Nowe wersje starych "kawałków" wypadły wprost znakomicie. Jednocześnie szkoda, że zespołowi zabrakło odwagi (a może ochoty?) na zmianę aranżacji piosenek. Jedno jest pewne - słuchając tych utworów możemy podziwiać kunszt "scorpionów". Kunszt i niesamowity talent do tworzenia niezwykle przebojowych i melodyjnych piosenek. Weźmy na przykład utwór "Rock You Like A Hurricane", który brzmi doskonale w oryginale, nieziemsko cudownie na płycie z orkiestrą i świetnie w wersji akustycznej. Majstersztyk... Na albumie znalazły się też 3 covery stanowiące mocny punkt płyty ("Dust In The Wind" - Kansas, "Drive" - The Cars i "Love Of My Life" - Queen) oraz 3 mało przekonujące nowe utwory. Najlepiej z nich wypada "When Love Kills Love" z chwytliwym refrenem.

W 2002 roku Scorpions wystosowali list do fanów, w którym poinformowali, że ich następny album studyjny będzie czysto hard rockowy i że nadal interesuje ich granie takiej muzyki, chcą jednak trochę poeksperymentować i zamierzają stworzyć m.in. musical "Wind Of Change". Zgodnie z zapowiedziami, Scorpions ruszyli do pracy. Najpierw, po 14 latach powrócili do "starego znajomego" Dietera Dierksa - wszystkie dawne animozje zostały wyjaśnione i zespół rozpoczął pracę nad nowym "krążkiem" pod czujnym okiem Dierksa.
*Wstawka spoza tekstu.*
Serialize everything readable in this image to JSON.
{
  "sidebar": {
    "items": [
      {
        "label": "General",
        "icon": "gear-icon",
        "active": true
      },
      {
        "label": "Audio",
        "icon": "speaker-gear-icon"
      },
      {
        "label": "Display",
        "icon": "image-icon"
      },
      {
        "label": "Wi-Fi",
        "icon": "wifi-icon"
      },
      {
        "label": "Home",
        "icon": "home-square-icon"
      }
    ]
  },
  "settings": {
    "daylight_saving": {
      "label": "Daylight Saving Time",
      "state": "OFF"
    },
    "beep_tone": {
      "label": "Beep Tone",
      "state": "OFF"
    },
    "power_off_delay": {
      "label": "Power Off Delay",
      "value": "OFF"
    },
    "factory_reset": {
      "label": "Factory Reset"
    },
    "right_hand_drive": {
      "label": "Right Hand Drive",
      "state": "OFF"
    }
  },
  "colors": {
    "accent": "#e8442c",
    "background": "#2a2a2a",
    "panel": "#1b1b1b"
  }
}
Już 28 maja 2002 r. można było podziwiać pierwsze efekty pracy - oto dwa nowe utwory - "Bad For Good" i "Cause I Love You" znalazły się na składance "Bad For Good: The Very Best Of" zdobywając bardzo przychylne opinie wśród fanów. Ostatecznie jednak do dłuższej współpracy z Dierksem nie doszło.